Not all apartments are created equal.  If you want to live in the city but your price range will only get you a musty loft with little furry roommates, consider a place in the nearby suburbs.  Rent decreases dramatically as you increase your distance from the city.  I know it may not be as fun, but imagine all the cool things you could buy at Target with that extra money!  Or you could save it, I guess… Either way, that’s money in your pocket!  Another thing to consider are safety deposits, application fees, administrative fees, and pet fees.  These dollar signs might not be on your mind until you’re signing the application and they drop a $1,500 fee on you.  If you’re not prepared to pay that upfront, it’s time to walk.  There’s plenty of other places out there for you!  Lastly, ALWAYS ask what, if any, utilities are included.  I’ve noticed some listings and leasing agents can be kind of cryptic when it comes to explaining what’s ACTUALLY included.  Special tip:  If you’re partial to a certain internet/phone/cable provider, check to see if the landlord has a preferred or required list of providers.

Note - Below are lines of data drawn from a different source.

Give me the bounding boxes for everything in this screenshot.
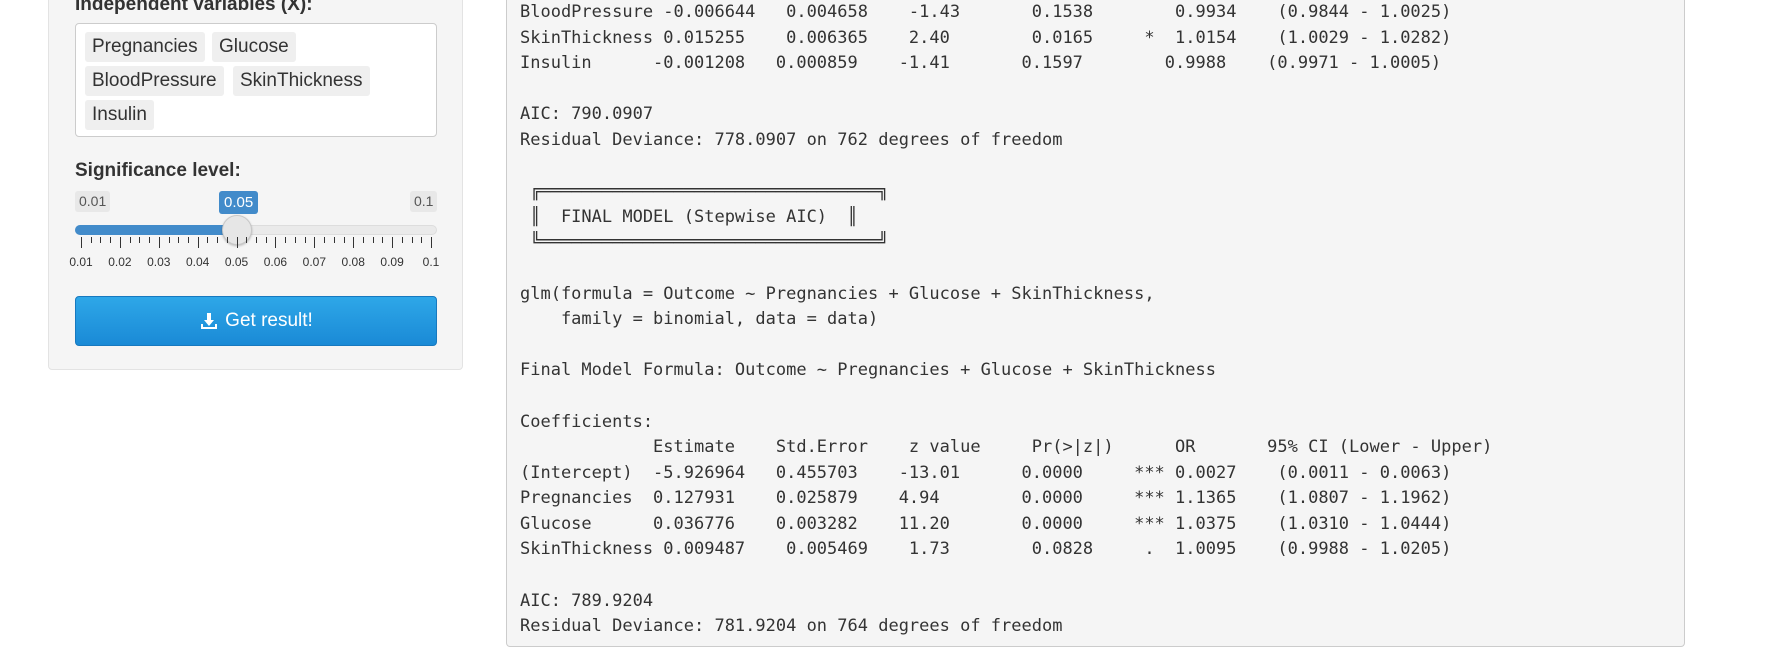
var-chip[interactable]: Insulin [85,100,154,130]
output-line: ╔═════════════════════════════════╗ [520,181,889,202]
slider-major-tick [353,237,355,248]
slider-tick-label: 0.1 [422,255,440,269]
slider-tick-label: 0.09 [380,255,404,269]
slider-minor-tick [129,237,131,243]
slider-tick-label: 0.08 [341,255,365,269]
slider-major-tick [314,237,316,248]
slider-tick-label: 0.03 [147,255,171,269]
independent-vars-label: Independent variables (X): [75,0,313,15]
slider-minor-tick [168,237,170,243]
slider-minor-tick [265,237,267,243]
var-chip[interactable]: SkinThickness [233,66,370,96]
slider-minor-tick [333,237,335,243]
slider-minor-tick [217,237,219,243]
slider-major-tick [392,237,394,248]
slider-tick-label: 0.04 [185,255,210,269]
var-chip[interactable]: Pregnancies [85,32,205,62]
slider-max-label: 0.1 [410,191,438,212]
slider-minor-tick [149,237,151,243]
slider-min-label: 0.01 [75,191,111,212]
slider-minor-tick [285,237,287,243]
slider-tick-label: 0.05 [224,255,249,269]
independent-vars-select[interactable]: Pregnancies Glucose BloodPressure SkinTh… [75,23,437,137]
slider-ticks [75,237,437,249]
var-chip[interactable]: BloodPressure [85,66,224,96]
slider-major-tick [275,237,277,248]
slider-minor-tick [401,237,403,243]
slider-minor-tick [382,237,384,243]
output-line: Estimate Std.Error z value Pr(>|z|) OR 9… [520,437,1493,458]
slider-value-label: 0.05 [219,191,259,214]
output-line: Residual Deviance: 778.0907 on 762 degre… [520,129,1063,150]
slider-tick-label: 0.06 [263,255,288,269]
output-line: AIC: 790.0907 [520,104,654,125]
slider-minor-tick [411,237,413,243]
output-line: SkinThickness 0.015255 0.006365 2.40 0.0… [520,27,1452,48]
slider-fill [75,225,238,235]
slider-minor-tick [90,237,92,243]
slider-minor-tick [421,237,423,243]
output-line: (Intercept) -5.926964 0.455703 -13.01 0.… [520,462,1452,483]
output-line: Final Model Formula: Outcome ~ Pregnanci… [520,360,1216,381]
output-line: SkinThickness 0.009487 0.005469 1.73 0.0… [520,539,1452,560]
slider-minor-tick [343,237,345,243]
slider-major-tick [236,237,238,248]
output-line: family = binomial, data = data) [520,309,879,330]
output-line: Coefficients: [520,411,654,432]
get-result-button[interactable]: Get result! [75,296,437,346]
slider-minor-tick [372,237,374,243]
slider-minor-tick [246,237,248,243]
output-console: BloodPressure -0.006644 0.004658 -1.43 0… [520,0,1492,640]
slider-major-tick [119,237,121,248]
slider-minor-tick [304,237,306,243]
slider-major-tick [81,237,82,248]
slider-minor-tick [110,237,112,243]
slider-major-tick [431,237,432,248]
slider-minor-tick [256,237,257,243]
slider-major-tick [197,237,199,248]
slider-tick-label: 0.02 [108,255,132,269]
output-line: ╚═════════════════════════════════╝ [520,232,889,253]
output-line: BloodPressure -0.006644 0.004658 -1.43 0… [520,2,1452,22]
output-line: Residual Deviance: 781.9204 on 764 degre… [520,616,1063,637]
slider-minor-tick [207,237,209,243]
output-line: glm(formula = Outcome ~ Pregnancies + Gl… [520,283,1155,304]
slider-minor-tick [324,237,326,243]
slider-minor-tick [139,237,141,243]
slider-minor-tick [187,237,189,243]
slider-minor-tick [362,237,364,243]
slider-minor-tick [100,237,102,243]
slider-tick-label: 0.07 [302,255,326,269]
slider-minor-tick [178,237,180,243]
slider-major-tick [158,237,160,248]
slider-tick-label: 0.01 [69,255,93,269]
slider-minor-tick [294,237,296,243]
var-chip[interactable]: Glucose [212,32,296,62]
output-line: Insulin -0.001208 0.000859 -1.41 0.1597 … [520,53,1442,74]
slider-minor-tick [226,237,228,243]
get-result-label: Get result! [225,310,313,331]
output-line: Glucose 0.036776 0.003282 11.20 0.0000 *… [520,513,1452,534]
output-line: ║ FINAL MODEL (Stepwise AIC) ║ [520,206,858,227]
output-line: AIC: 789.9204 [520,590,654,611]
output-line: Pregnancies 0.127931 0.025879 4.94 0.000… [520,488,1452,509]
significance-label: Significance level: [75,160,241,181]
download-icon [201,313,218,329]
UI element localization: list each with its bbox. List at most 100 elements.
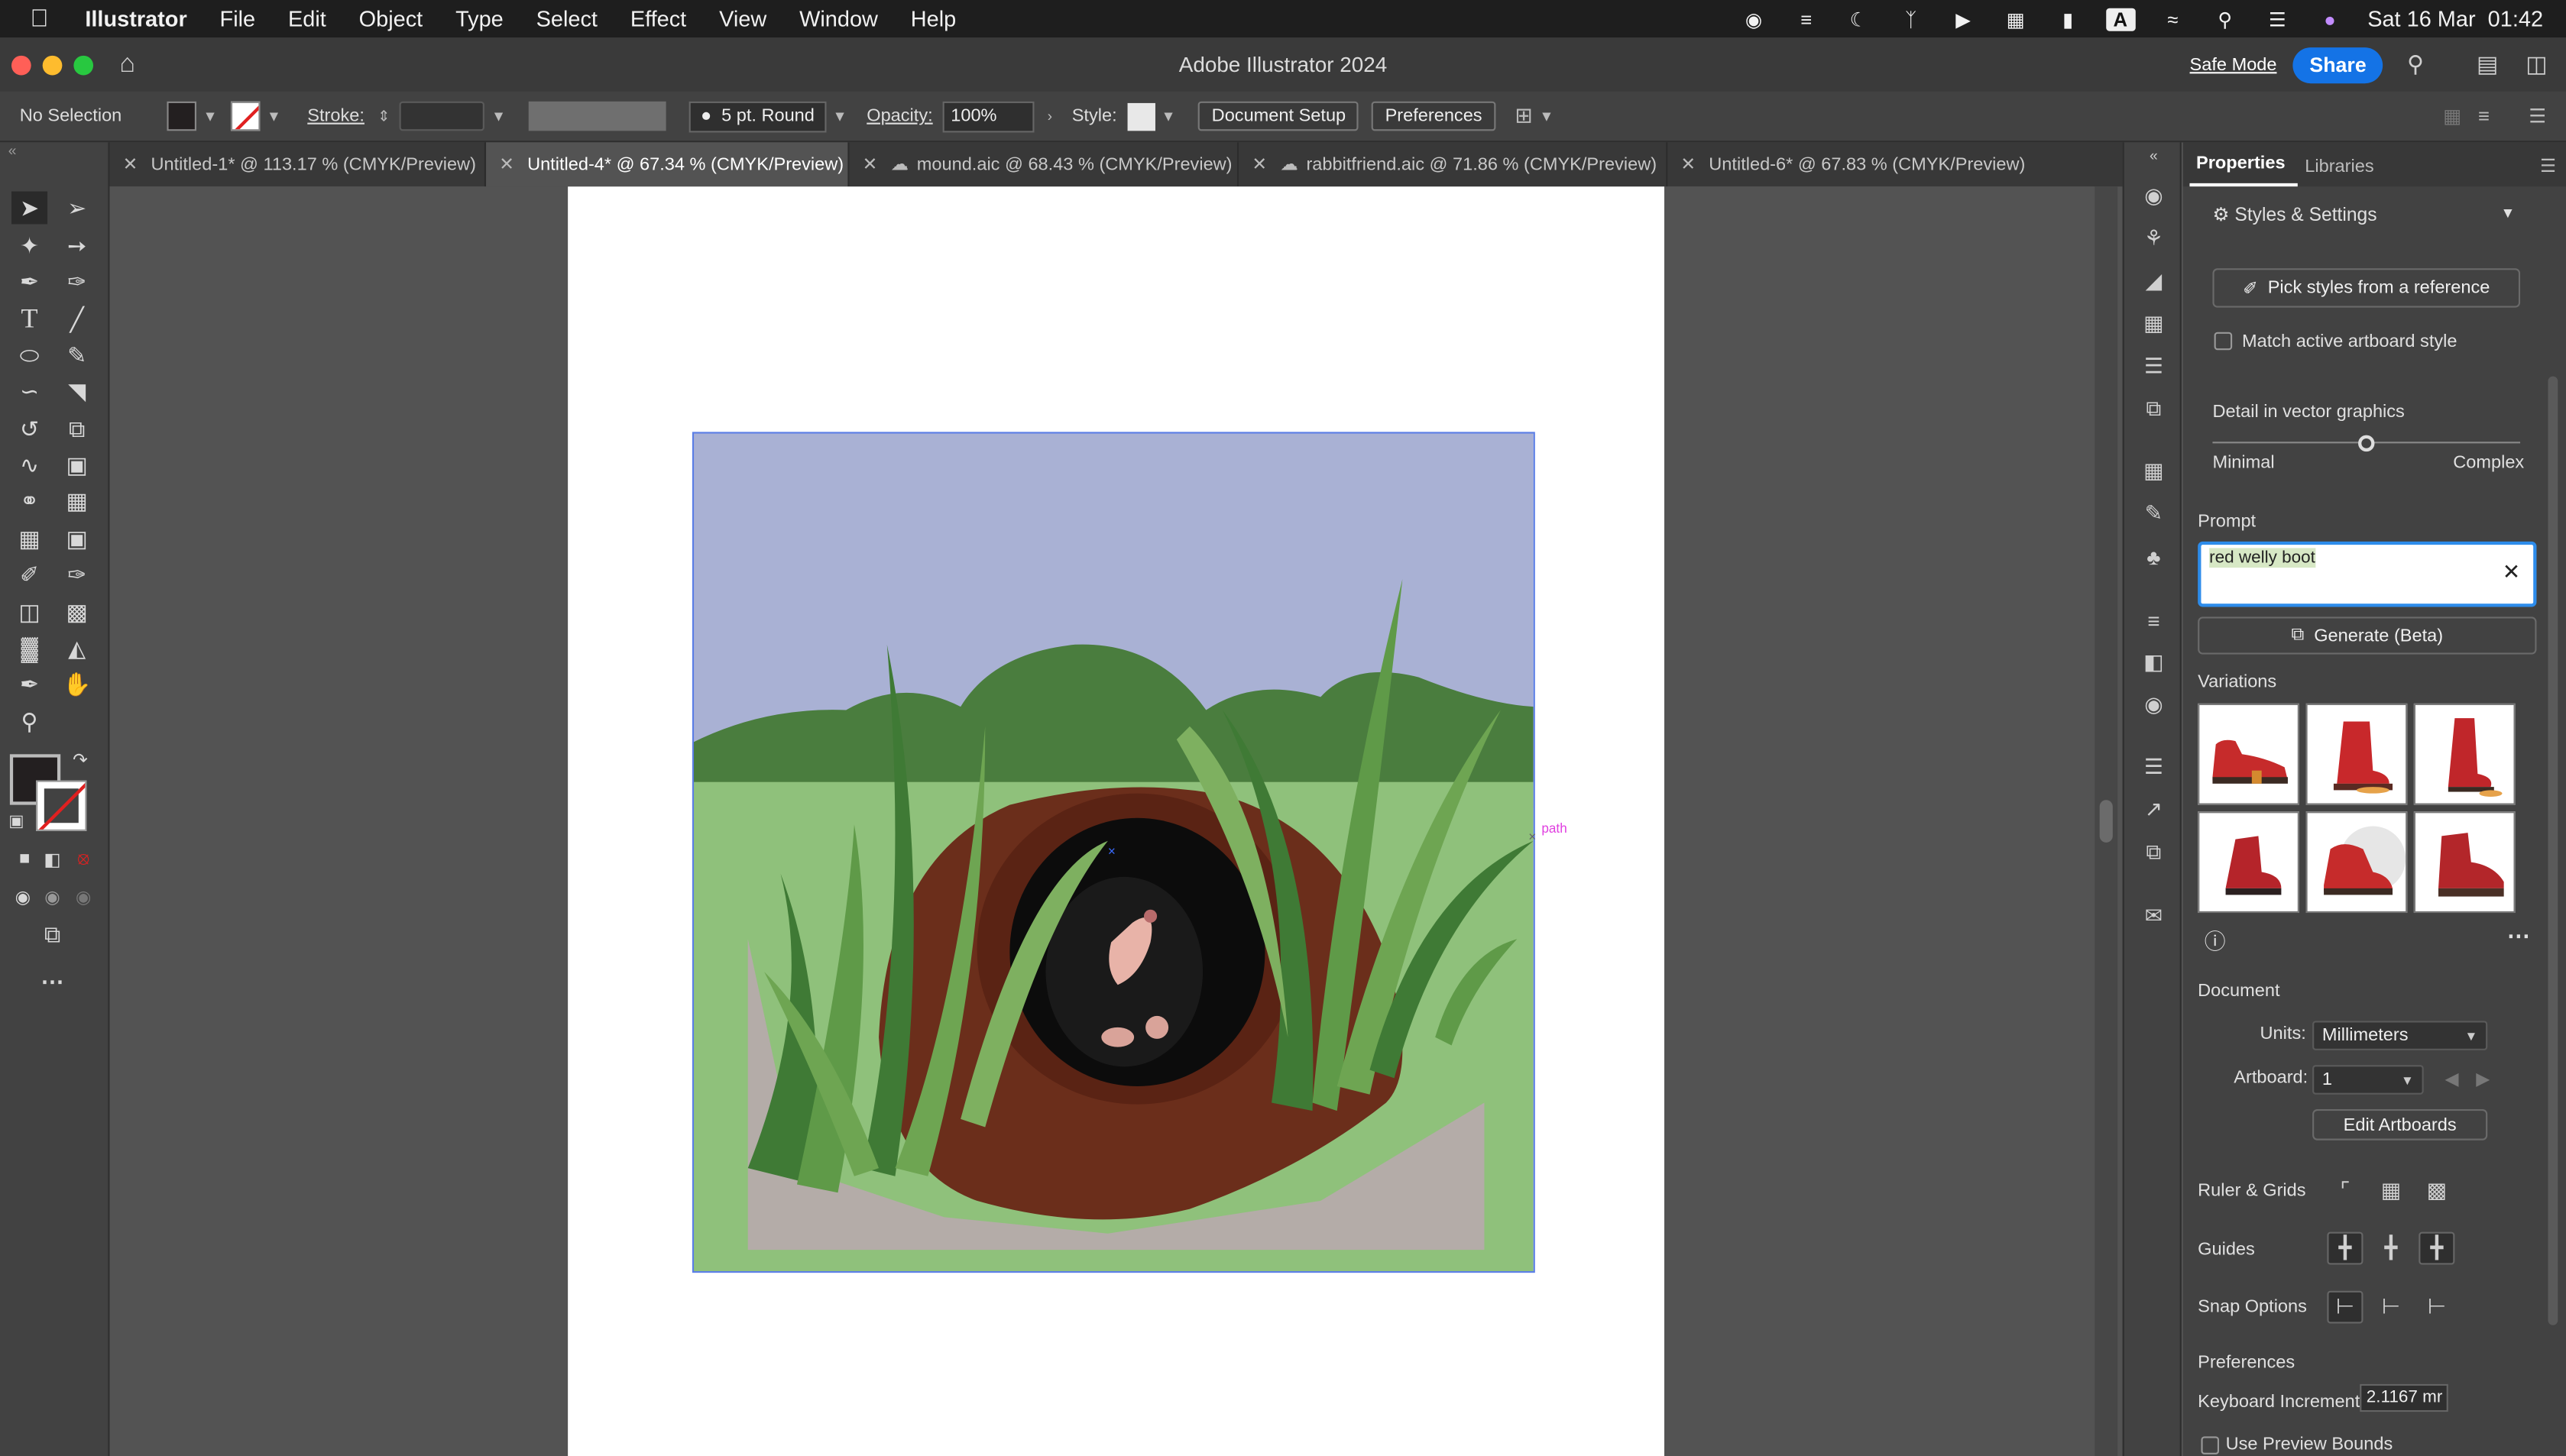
chevron-down-icon[interactable]: ▼ — [491, 108, 506, 124]
close-window-button[interactable] — [11, 54, 31, 75]
detail-slider-handle[interactable] — [2358, 435, 2375, 452]
match-artboard-checkbox[interactable] — [2214, 332, 2233, 351]
transform-icon[interactable]: ▦ — [2139, 311, 2169, 337]
menubar-clock[interactable]: Sat 16 Mar 01:42 — [2367, 7, 2543, 31]
close-tab-icon[interactable]: ✕ — [1680, 154, 1696, 175]
swap-fill-stroke-icon[interactable]: ↷ — [69, 748, 92, 771]
document-tab[interactable]: ✕ ☁ mound.aic @ 68.43 % (CMYK/Preview) — [849, 142, 1239, 187]
apple-menu-icon[interactable]:  — [0, 5, 79, 32]
document-tab[interactable]: ✕ Untitled-6* @ 67.83 % (CMYK/Preview) — [1667, 142, 2027, 186]
menu-app-name[interactable]: Illustrator — [79, 7, 203, 31]
mole-illustration[interactable]: × × path — [568, 186, 1664, 1456]
search-icon[interactable]: ⚲ — [2211, 8, 2240, 31]
keyboard-increment-field[interactable]: 2.1167 mr — [2360, 1383, 2448, 1412]
measure-tool-icon[interactable]: ✑ — [59, 558, 95, 590]
memory-icon[interactable]: ▦ — [2001, 8, 2030, 31]
curvature-tool-icon[interactable]: ✑ — [59, 265, 95, 298]
stroke-panel-icon[interactable]: ≡ — [2139, 607, 2169, 633]
document-tab[interactable]: ✕ ☁ rabbitfriend.aic @ 71.86 % (CMYK/Pre… — [1239, 142, 1668, 187]
next-artboard-icon[interactable]: ▶ — [2476, 1068, 2490, 1090]
symbols-icon[interactable]: ♣ — [2139, 543, 2169, 569]
zoom-window-button[interactable] — [73, 54, 94, 75]
brushes-icon[interactable]: ✎ — [2139, 500, 2169, 526]
type-tool-icon[interactable]: T — [11, 303, 47, 335]
links-icon[interactable]: ⧉ — [2139, 840, 2169, 866]
menu-edit[interactable]: Edit — [272, 7, 343, 31]
battery-icon[interactable]: ▮ — [2053, 8, 2083, 31]
styles-settings-header[interactable]: ⚙ Styles & Settings — [2212, 203, 2376, 226]
tab-properties[interactable]: Properties — [2189, 154, 2299, 187]
transform-icon[interactable]: ≡ — [2478, 105, 2490, 128]
pathfinder-icon[interactable]: ⧉ — [2139, 396, 2169, 422]
share-button[interactable]: Share — [2292, 47, 2383, 83]
variation-thumbnail[interactable] — [2413, 703, 2516, 805]
edit-artboards-button[interactable]: Edit Artboards — [2312, 1109, 2488, 1141]
menu-view[interactable]: View — [703, 7, 783, 31]
close-tab-icon[interactable]: ✕ — [123, 154, 138, 175]
artboard-dropdown[interactable]: 1 ▼ — [2312, 1065, 2424, 1095]
column-graph-tool-icon[interactable]: ▓ — [11, 632, 47, 665]
edit-toolbar-icon[interactable]: ⋯ — [34, 966, 70, 998]
transparency-grid-icon[interactable]: ▩ — [2419, 1175, 2454, 1208]
panel-layout-icon[interactable]: ◫ — [2520, 50, 2553, 79]
chevron-down-icon[interactable]: ▼ — [832, 108, 847, 124]
prompt-text[interactable]: red welly boot — [2209, 548, 2315, 568]
perspective-grid-tool-icon[interactable]: ▦ — [59, 484, 95, 517]
warp-tool-icon[interactable]: ∿ — [11, 448, 47, 481]
fill-swatch[interactable] — [167, 101, 196, 131]
gradient-tool-icon[interactable]: ▣ — [59, 522, 95, 555]
layers-icon[interactable]: ☰ — [2139, 754, 2169, 780]
bluetooth-icon[interactable]: ᛉ — [1896, 8, 1926, 31]
export-icon[interactable]: ↗ — [2139, 797, 2169, 823]
collapse-panels-icon[interactable]: « — [2139, 142, 2169, 168]
transparency-icon[interactable]: ◉ — [2139, 692, 2169, 718]
stroke-swatch[interactable] — [230, 101, 261, 131]
opacity-field[interactable]: 100% — [942, 100, 1035, 132]
moon-icon[interactable]: ☾ — [1844, 8, 1874, 31]
menu-file[interactable]: File — [203, 7, 271, 31]
more-options-icon[interactable]: ⋯ — [2507, 923, 2530, 950]
stroke-label[interactable]: Stroke: — [307, 106, 364, 126]
artboard-tool-icon[interactable]: ◭ — [59, 632, 95, 665]
selection-tool-icon[interactable]: ➤ — [11, 191, 48, 225]
menu-window[interactable]: Window — [783, 7, 895, 31]
arrange-icon[interactable]: ⊞ — [1515, 103, 1532, 129]
swatches-icon[interactable]: ◢ — [2139, 268, 2169, 294]
variable-width-profile[interactable] — [529, 101, 666, 131]
menu-select[interactable]: Select — [520, 7, 614, 31]
prompt-input[interactable]: red welly boot ✕ — [2198, 541, 2537, 607]
magic-wand-tool-icon[interactable]: ✦ — [11, 229, 47, 262]
variation-thumbnail[interactable] — [2305, 703, 2408, 805]
units-dropdown[interactable]: Millimeters ▼ — [2312, 1021, 2488, 1050]
default-fill-stroke-icon[interactable]: ▣ — [5, 810, 28, 833]
document-tab[interactable]: ✕ Untitled-1* @ 113.17 % (CMYK/Preview) — [109, 142, 487, 187]
ellipse-tool-icon[interactable]: ⬭ — [11, 338, 47, 371]
generate-button[interactable]: ⧉ Generate (Beta) — [2198, 616, 2537, 655]
blend-tool-icon[interactable]: ◫ — [11, 596, 47, 629]
pick-styles-button[interactable]: ✐ Pick styles from a reference — [2212, 268, 2521, 308]
play-icon[interactable]: ▶ — [1949, 8, 1978, 31]
canvas-area[interactable]: × × path — [109, 186, 2095, 1456]
siri-icon[interactable]: ● — [2315, 8, 2345, 31]
workspace-switcher-icon[interactable]: ▤ — [2471, 50, 2504, 79]
scrollbar-thumb[interactable] — [2099, 800, 2113, 843]
snap-to-glyph-icon[interactable]: ⊢ — [2419, 1291, 2454, 1324]
menu-object[interactable]: Object — [342, 7, 439, 31]
chevron-down-icon[interactable]: ▼ — [267, 108, 281, 124]
chevron-down-icon[interactable]: ▼ — [203, 108, 218, 124]
eyedropper-tool-icon[interactable]: ✐ — [11, 558, 47, 590]
zoom-tool-icon[interactable]: ⚲ — [11, 705, 47, 738]
align-icon[interactable]: ☰ — [2139, 354, 2169, 380]
draw-inside-icon[interactable]: ◉ — [66, 880, 102, 913]
collapse-icon[interactable]: « — [0, 142, 108, 165]
color-guide-icon[interactable]: ◉ — [2139, 183, 2169, 209]
close-tab-icon[interactable]: ✕ — [863, 154, 878, 175]
brush-definition-dropdown[interactable]: ● 5 pt. Round — [688, 100, 826, 132]
tab-libraries[interactable]: Libraries — [2299, 157, 2387, 187]
rotate-tool-icon[interactable]: ↺ — [11, 413, 47, 445]
close-tab-icon[interactable]: ✕ — [499, 154, 514, 175]
canvas-vertical-scrollbar[interactable] — [2095, 186, 2118, 1456]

2)  Don’t let the display sell you.

This is my BIGGEST weakness.  Display apartments are always elaborately decorated in a way that perfectly utilizes the space.  Unless you work at Ikea, you probably don’t have the furniture necessary to replicate this masterpiece.  And here’s the kicker, displays are typically in mint condition.  That means the carpet is fluffy, the walls are unscathed, the appliances are immaculate, and the whole place smells like a Yankee Candle store.  Ask the leasing agent if you can see an empty apartment that is ready to move into.  It may not be the exact layout you are looking for, but it will give you a better idea of what it will actually look like (and smell like!) when you move in.

3)  Look up.

When my husband and I moved into our current apartment, we thought, “Hey… it seems kind of dark in here.”  There were so many lamps and decor in the display that we never noticed that the apartments don’t have overhead lighting.  Great.  (Another reason you should always see an empty apartment!)

4)  Water, water, water.

You don’t know the disappointment of a low-pressure water until you go to take your first shower in your new place and the water squirts out like dollar store water gun.  When you’re touring your potential apartment, always check the water.  Turn the sink on and off.  See how quickly the water gets hot.  Flush the toilet a few times to check the water pressure.

5)  Which floor is best?

When I think about moving into a multi-level apartment building, I immediately think “I need the first floor.  I don’t want to climb steps all the time.”  (Yes, it’s good exercise, but when you come home on a rainy day with arms full of grocery bags, you don’t wanna to be climbin’ no steps.  Two trips?  No.  Always one trip.  I have a problem, but I’ll save that story for another day :-).)   The first floor has it’s benefits:  no steps, easy move-in, and you’ll save money on air conditioning in the summer…  But after living on the top floor like we currently do, I’ve noticed some really awesome perks:  no stepping or vacuuming noises, you save money on heat in the winter, you might have a balcony, and some top floor apartments have higher ceilings or lofts… Think about all of these things when deciding which floor would best suit your lifestyle.

6)  Visit at busy hours.

And I’m not talking about when all the other apartment-hunters visit, I mean when all the residents are actually home.  I would recommend 6:00 pm or so on weekdays or on a Friday/Saturday night.  Take a look at the condition of the cars parked in the lot.  Is it loud, are there a lot of children around, is it pretty calm?  Think about the age demographic of the complex and what you’re looking for, whether that be college students, young families, or borderline retirement community.  Keep in mind, you can’t control everything… if you’re lucky like us, you may just end up with a young, aspiring DJ with a powerful sub-woofer next door.  But really, who doesn’t love pounding bass on a Sunday morning?? Ugh.

Now go forth on the search for your new home with confidence!  I’ll leave you with my favorite quote (that is actually incredibly relevant in this instance), “Like a good neighbor, stay over there.” -Grumpy Cat.